Generating function with Stirling's numbers of the second kind It's very easy to prove that:
$$\sum_k \left\{k\atop n\right\}z^k=\frac{z^n}{(1-z)(1-2z)...(1-nz)}$$
But this generating function looks very pretty, so my question is: does this identity have some simple combinatorial interpretation?
 A: Yes, this equation has a combinatorial interpretation. 
The number $\left\{k\atop n\right\}$ counts the number of partitions of the linearly ordered set $\mathbf k=\{1, \dots, k\}$ into $n$ nonempty subsets. Let us see how one can think of such a partition.
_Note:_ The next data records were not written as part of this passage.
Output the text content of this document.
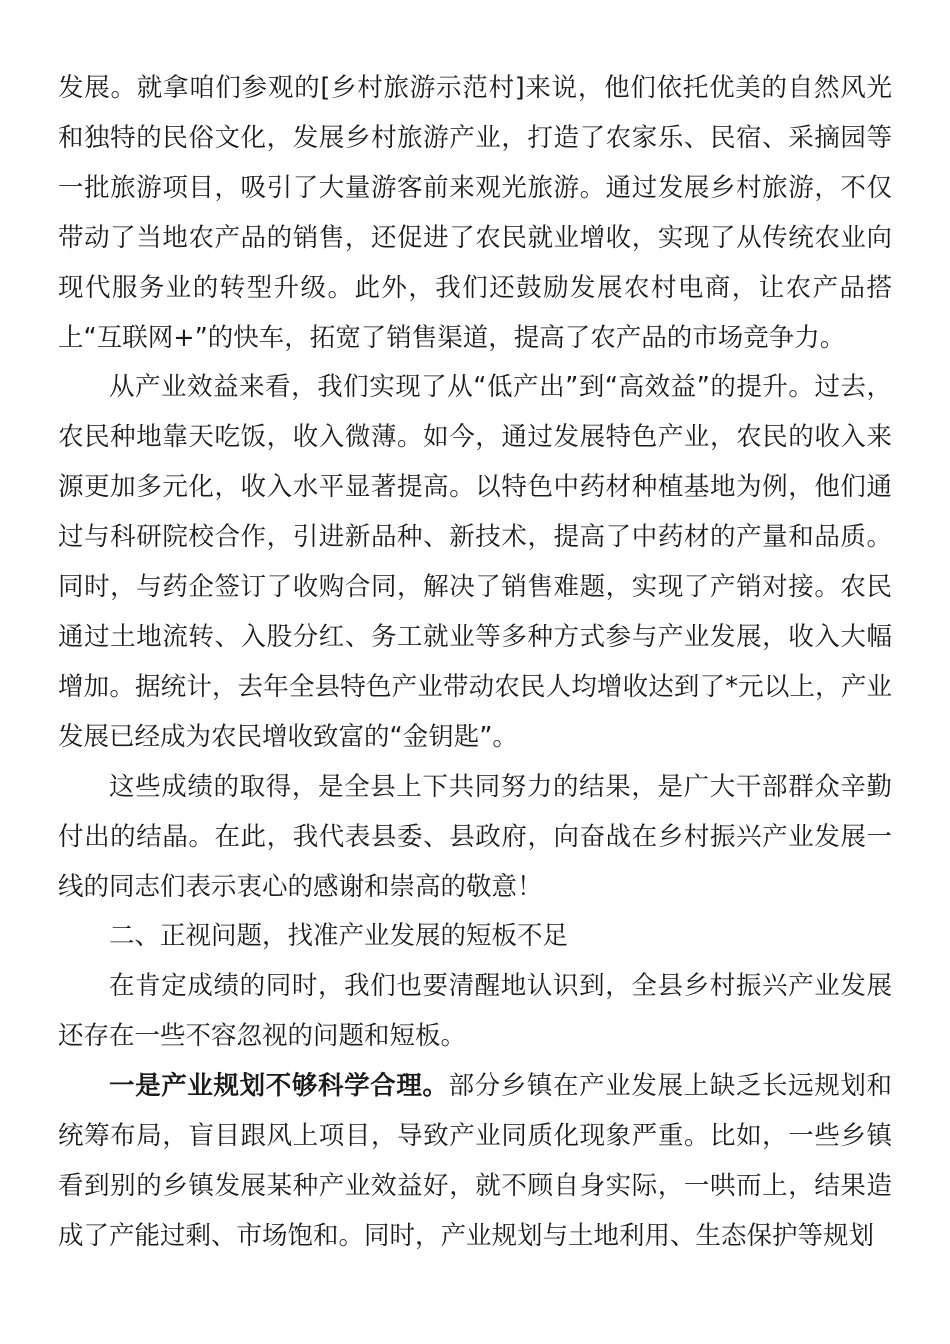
发展。就拿咱们参观的[乡村旅游示范村]来说，他们依托优美的自然风光和独特的民俗文化，发展乡村旅游产业，打造了农家乐、民宿、采摘园等一批旅游项目，吸引了大量游客前来观光旅游。通过发展乡村旅游，不仅带动了当地农产品的销售，还促进了农民就业增收，实现了从传统农业向现代服务业的转型升级。此外，我们还鼓励发展农村电商，让农产品搭上“互联网+”的快车，拓宽了销售渠道，提高了农产品的市场竞争力。

从产业效益来看，我们实现了从“低产出”到“高效益”的提升。过去，农民种地靠天吃饭，收入微薄。如今，通过发展特色产业，农民的收入来源更加多元化，收入水平显著提高。以特色中药材种植基地为例，他们通过与科研院校合作，引进新品种、新技术，提高了中药材的产量和品质。同时，与药企签订了收购合同，解决了销售难题，实现了产销对接。农民通过土地流转、入股分红、务工就业等多种方式参与产业发展，收入大幅增加。据统计，去年全县特色产业带动农民人均增收达到了*元以上，产业发展已经成为农民增收致富的“金钥匙”。

这些成绩的取得，是全县上下共同努力的结果，是广大干部群众辛勤付出的结晶。在此，我代表县委、县政府，向奋战在乡村振兴产业发展一线的同志们表示衷心的感谢和崇高的敬意！

二、正视问题，找准产业发展的短板不足

在肯定成绩的同时，我们也要清醒地认识到，全县乡村振兴产业发展还存在一些不容忽视的问题和短板。

一是产业规划不够科学合理。部分乡镇在产业发展上缺乏长远规划和统筹布局，盲目跟风上项目，导致产业同质化现象严重。比如，一些乡镇看到别的乡镇发展某种产业效益好，就不顾自身实际，一哄而上，结果造成了产能过剩、市场饱和。同时，产业规划与土地利用、生态保护等规划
Below, you can see a partition of $\mathbf{15}$ into $4$ nonempty subsets (the linear order goes from left to right).

The data of this partition is equivalent to the following data:

Here, a vertical line was inserted just before a new color is encountered when going from left to right. The colors were ordered by their order of occurence:
$$\text{Red}<\text{Blue}<\text{Green}<\text{Pink}$$
and were assigned the numbers $0,1,2,3$ respectively. Now, remark that the data of the above decomposition is also equivalent to the data of the diagram 

because the obscured numbers are just $0,1,2,3$ in order of occurence. The initial partition can be completely reconstructed from this last diagram. I'll leave it up to you to check that this decomposition yields the claimed identity of power series.